The Real Reason Why DEI Programs Flop
I’ve been in too many rooms where leaders champion DEI on the surface. They attend trainings, update company values, and bring in the right consultants. And yet… nothing really shifts.
Sure, there’s more language around inclusion. More optics. But the deeper dynamics stay intact.
Why?
Because most DEI programs are built for corporate comfort.
They teach tools, offer resources, and suggest behavior shifts, but they rarely touch the inner work we all need to do to dismantle what’s underneath: bias, fragility, defensiveness, and the quiet reluctance to let go of systems that benefit us.
A DEI Program That Went Deeper
I know this firsthand. I once designed a DEI program with two neuroscientists to go deeper than surface-level trainings. Our goal was to explore how racial bias is formed in the brain, to confront the uncomfortable truths about systemic racism, and to face how we are all complicit in perpetuating inequity.
The premise was simple but challenging: we cannot change systemic inequities until we first face how we participate in them.
The organization who asked for the proposal passed on the program.
Why?
They wanted something less science-heavy, more “palatable”—something that wouldn’t make the majority culture uncomfortable. The decision maker even suggested that people wouldn’t pay for a program that felt too uncomfortable. And yes, I even found myself tempted, at moments, to make it more “user-friendly.”
And that, right there, is emblematic of the problem: DEI programs are often crafted to keep the powerful comfortable, not to drive real transformation.
The Hard Truth About Inclusion
Here’s the hard truth: most of us aren’t willing to confront the part of ourselves complicit in the inequities we claim to oppose.
We want to be seen as allies without experiencing discomfort.
We want to support the cause without examining our role in the system.
We want to help others “grow” without growing ourselves.
But inclusion doesn’t happen through optics. It happens through honesty. Through courage. Through the uncomfortable but necessary process of looking inward and asking:
- Where am I still holding on to privilege, fear, or power?
- What am I unwilling to admit about how I show up in the world?
I’ll Go First
I know I benefit from being a “model minority” Asian American. Society stereotypes me as more educated, good at math, upper-class, obedient, and less likely to cause trouble. I don’t get stopped at airports. Police officers have never hassled me.
And here’s something harder to admit, yet still true: if I were walking down a dark alley and an unfamiliar Black man approached, I notice myself feeling more nervous than if it were a white man or an Asian man. It’s deeply uncomfortable to acknowledge, but it’s real.
Research shows that, in Western cultures, our brains often react with more fear to unfamiliar Black men than to other groups, even among Black participants themselves.
This is not about being a “bad person”, it’s about recognizing how implicit bias works. Many well-meaning people struggle to admit bias because it conflicts with their self-image as “good” and “not racist.”
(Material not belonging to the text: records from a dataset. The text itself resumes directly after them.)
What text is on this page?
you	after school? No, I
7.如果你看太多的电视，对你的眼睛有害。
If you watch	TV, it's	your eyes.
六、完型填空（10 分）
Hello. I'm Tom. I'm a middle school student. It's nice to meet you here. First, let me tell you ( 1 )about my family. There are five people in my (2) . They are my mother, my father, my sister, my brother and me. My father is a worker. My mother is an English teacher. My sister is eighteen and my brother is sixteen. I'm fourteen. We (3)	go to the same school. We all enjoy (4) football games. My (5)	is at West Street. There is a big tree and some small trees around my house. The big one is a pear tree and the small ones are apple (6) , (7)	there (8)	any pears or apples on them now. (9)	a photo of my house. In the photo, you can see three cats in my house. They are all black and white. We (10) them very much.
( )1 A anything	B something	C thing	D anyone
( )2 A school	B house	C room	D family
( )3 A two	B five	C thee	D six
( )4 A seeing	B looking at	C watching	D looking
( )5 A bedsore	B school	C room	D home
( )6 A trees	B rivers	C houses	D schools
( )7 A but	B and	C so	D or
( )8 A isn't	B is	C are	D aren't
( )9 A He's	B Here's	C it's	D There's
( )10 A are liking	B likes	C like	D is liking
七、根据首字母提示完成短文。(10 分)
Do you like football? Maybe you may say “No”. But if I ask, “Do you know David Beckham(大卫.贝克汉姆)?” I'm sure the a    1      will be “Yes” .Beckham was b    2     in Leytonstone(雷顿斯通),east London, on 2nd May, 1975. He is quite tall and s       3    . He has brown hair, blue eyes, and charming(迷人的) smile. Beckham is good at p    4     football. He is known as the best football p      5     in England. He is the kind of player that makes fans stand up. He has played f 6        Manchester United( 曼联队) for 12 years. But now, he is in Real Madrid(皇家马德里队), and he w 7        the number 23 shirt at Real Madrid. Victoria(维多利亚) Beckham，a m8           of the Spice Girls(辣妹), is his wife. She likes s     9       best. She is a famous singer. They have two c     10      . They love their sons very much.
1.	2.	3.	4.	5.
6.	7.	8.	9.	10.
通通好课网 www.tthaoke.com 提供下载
It is that very unwillingness that keeps systemic racism in place and explains why DEI programs frequently miss the mark.
Learning Through Discomfort
Consider Jane Elliott, the educator behind the famous Blue Eyes/Brown Eyes exercise. She deliberately created discomfort by having students experience “superior” and “inferior” treatment based on eye color.
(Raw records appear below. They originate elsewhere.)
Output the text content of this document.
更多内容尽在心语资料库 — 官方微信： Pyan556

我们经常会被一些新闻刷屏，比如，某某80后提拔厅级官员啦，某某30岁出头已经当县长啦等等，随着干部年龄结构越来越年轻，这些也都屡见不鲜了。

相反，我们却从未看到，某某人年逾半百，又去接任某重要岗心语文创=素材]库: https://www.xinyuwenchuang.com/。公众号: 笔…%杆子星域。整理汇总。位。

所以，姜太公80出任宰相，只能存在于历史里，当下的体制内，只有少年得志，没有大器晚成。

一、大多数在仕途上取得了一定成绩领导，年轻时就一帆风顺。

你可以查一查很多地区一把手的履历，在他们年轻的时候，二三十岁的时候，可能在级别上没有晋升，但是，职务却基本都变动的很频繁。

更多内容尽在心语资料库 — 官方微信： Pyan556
Critics argued her method was too harsh or confrontational. But that’s exactly the point: the backlash reveals how much people in the majority culture prefer DEI to be comfortable and palatable.
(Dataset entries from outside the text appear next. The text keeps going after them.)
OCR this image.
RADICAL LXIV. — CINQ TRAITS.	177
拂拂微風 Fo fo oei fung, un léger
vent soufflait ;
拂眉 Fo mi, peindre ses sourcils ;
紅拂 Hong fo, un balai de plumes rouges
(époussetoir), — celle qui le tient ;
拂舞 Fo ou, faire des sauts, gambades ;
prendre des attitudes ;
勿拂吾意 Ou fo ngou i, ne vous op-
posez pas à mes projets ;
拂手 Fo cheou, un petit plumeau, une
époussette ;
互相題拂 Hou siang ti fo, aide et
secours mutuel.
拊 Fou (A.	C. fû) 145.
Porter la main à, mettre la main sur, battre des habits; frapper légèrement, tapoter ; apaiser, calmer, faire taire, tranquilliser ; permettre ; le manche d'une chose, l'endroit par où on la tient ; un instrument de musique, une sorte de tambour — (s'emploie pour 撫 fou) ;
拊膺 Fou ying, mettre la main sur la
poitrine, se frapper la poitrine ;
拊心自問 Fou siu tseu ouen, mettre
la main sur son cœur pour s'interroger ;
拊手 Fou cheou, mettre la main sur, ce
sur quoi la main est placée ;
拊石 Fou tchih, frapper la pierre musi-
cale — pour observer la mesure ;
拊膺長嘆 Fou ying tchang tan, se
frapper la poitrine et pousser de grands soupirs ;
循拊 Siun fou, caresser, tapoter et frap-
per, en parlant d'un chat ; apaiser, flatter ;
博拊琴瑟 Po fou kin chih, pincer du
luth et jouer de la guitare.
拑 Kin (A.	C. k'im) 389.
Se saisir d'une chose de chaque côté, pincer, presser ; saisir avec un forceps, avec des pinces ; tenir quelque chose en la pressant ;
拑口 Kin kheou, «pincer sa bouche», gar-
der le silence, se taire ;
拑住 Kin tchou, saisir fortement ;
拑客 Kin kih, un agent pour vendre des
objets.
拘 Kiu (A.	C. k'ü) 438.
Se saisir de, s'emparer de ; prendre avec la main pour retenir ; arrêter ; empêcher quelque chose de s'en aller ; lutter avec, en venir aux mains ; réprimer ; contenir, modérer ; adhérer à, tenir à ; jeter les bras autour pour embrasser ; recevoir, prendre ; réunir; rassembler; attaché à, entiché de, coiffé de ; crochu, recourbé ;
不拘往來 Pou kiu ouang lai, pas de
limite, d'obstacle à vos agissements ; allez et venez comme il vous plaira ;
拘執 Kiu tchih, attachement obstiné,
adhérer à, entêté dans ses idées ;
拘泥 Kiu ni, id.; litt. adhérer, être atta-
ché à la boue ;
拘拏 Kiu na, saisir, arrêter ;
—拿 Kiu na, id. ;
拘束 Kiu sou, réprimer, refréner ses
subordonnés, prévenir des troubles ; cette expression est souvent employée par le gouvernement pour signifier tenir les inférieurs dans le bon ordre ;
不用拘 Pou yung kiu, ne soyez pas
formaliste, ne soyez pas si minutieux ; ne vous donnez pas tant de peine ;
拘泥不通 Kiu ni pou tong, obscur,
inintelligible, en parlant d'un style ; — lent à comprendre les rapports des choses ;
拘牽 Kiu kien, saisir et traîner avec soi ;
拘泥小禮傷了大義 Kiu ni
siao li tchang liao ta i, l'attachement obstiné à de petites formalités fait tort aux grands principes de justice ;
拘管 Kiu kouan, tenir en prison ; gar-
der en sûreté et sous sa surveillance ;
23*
Real learning about bias and privilege requires facing discomfort, something most trainings avoid to protect the feelings of those with power. Elliott’s experiment illustrates the power of discomfort—and why DEI programs that prioritize comfort over confrontation often fail to create meaningful change. Her exercise was so impactful that we’re still talking about it decades later.
Real-Time Vulnerability
Even as I type this, I wonder if mentioning the Blue Eyes/Brown Eyes exercise is “too much” or “too polarizing.” I worry that admitting I’d feel more nervous about an unfamiliar Black man approaching me than a white or Asian man might upset people, especially my Black friends.
And that right there shows exactly why DEI often fails. Even as self-aware and inclusive as I try to be, my instinct is to make my anti-racist message comfortable and well-received. But that impulse, the desire to be palatable, is itself part of the problem. It’s a luxury, a privilege.
Until we recognize that our tendency to prioritize comfort over truth is rooted in privilege, we will continue to protect ourselves while the system, and those most harmed by it, stays unchanged. Real change starts when we sit in discomfort, face the inequities we benefit from, and confront how we are complicit in them, speaking truth even when it is uncomfortable, unpopular, and hard to accept about ourselves.
The Call to Real Action
Until DEI includes inner leadership work, the kind that gets messy, real, and human, organizations will continue to check boxes while cultures stay stuck.
We don’t need more polished presentations.
We don’t need more performative policies.
We need more brave people willing to look in the mirror.
If you’re ready to move past checkboxes and embrace the inner work that drives real equity, the time to start looking inward is now.
It’s time to admit that you don’t want to feel uncomfortable, that you don’t want to get triggered—and then to acknowledge out loud that this very resistance is exactly why you must do it.